A life lived according to the
fruits of the Spirit is maintained not because of our own will—no matter how
good our intentions. Instead, a life that exhibits the fruits of the Spirit is
maintained because we return to worship the One whose life oozes with kindness
and compassion and gentleness and self-control.
We are maintained in the life of God by consuming food from God.
Our worship calls us to consume the life of God in Christ through his
Word and Sacrament. In worship, our
words are shaped by the Word. In
worship, our life is shaped by the life of Christ. At the Lord’s Table, we receive the body and
blood of Christ and are reminded that we are what we eat.

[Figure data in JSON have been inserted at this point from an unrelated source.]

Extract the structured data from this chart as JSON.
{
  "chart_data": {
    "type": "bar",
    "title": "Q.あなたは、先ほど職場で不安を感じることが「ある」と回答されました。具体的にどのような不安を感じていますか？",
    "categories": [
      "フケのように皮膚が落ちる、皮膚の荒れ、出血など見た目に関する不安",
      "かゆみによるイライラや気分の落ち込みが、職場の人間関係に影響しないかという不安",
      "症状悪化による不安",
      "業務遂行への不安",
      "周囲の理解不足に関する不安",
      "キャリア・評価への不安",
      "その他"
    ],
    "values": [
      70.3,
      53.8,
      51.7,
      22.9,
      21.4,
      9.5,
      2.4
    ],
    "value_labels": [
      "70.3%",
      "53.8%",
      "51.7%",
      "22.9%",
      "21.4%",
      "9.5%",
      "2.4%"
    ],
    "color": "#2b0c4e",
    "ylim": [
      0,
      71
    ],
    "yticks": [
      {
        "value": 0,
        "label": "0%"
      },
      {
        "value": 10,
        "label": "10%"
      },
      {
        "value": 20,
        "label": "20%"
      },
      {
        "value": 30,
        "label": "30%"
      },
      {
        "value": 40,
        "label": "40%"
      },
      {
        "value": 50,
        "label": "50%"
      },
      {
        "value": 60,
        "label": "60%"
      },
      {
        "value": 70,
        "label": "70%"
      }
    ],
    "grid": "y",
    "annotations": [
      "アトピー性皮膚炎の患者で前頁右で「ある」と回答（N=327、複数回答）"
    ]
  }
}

Our worship and our consumption of the life of Christ frees us from worrying
about whether or not we are living right for we no longer live for ourselves—we
live for God; we live for each other—we live for the One who was freed to live
for us. And when we live for God, we are
committing to a faith that believes Jesus is converting all those bad things
into good things.
St. Paul says, “For freedom Christ has set us free. For you were called to freedom,
brothers and sisters; only do not use your freedom as an opportunity for
self-indulgence, but through love become slaves to one another.”
Like Paul says, our freedom in Christ is not a freedom to indulge in
all the other bad things and live any kind of life we want. In fact, this is no freedom at all. Instead, this kind of indulgence will make us
slaves to people and ideas and idols and solutions and agendas and cheap food
that will fail us every time—and if they don’t fail us they will certainly fail
those around us.
Instead, the kind of freedom that Paul is talking about is a freedom
that is found when we get outside of ourselves.
Paul is talking about a freedom that releases us from being over
infatuated with ourselves and our livelihood.
When we focus too much on ourselves and our own needs, we breed those
other bad things—idolatry, anger, dissention, jealousy, etc—we feed the bad
wolf.
At Rotary Club a few weeks ago Bill Gamble gave us one of his famous
truisms. He said, “the quickest way to
forget about your own problems is to help somebody else with theirs.” From day one on this earth, Jesus was flooded
with problems. But Jesus committed his
life to helping everyone else with their problems.
And Jesus’ solution had to do with leaving behind a world that is
obsessed with trying to fix the problem with the most convenient solutions and
leading us into a life that is done with temporary fixes. Jesus is taking us on a journey where the
other bad things become less and less tempting because Jesus is showing us a
God whose food will satisfy our hunger to the point where our cravings for the
bad stuff are converted into a passion and energy for a God who fills us and
creation with all good things. Amen.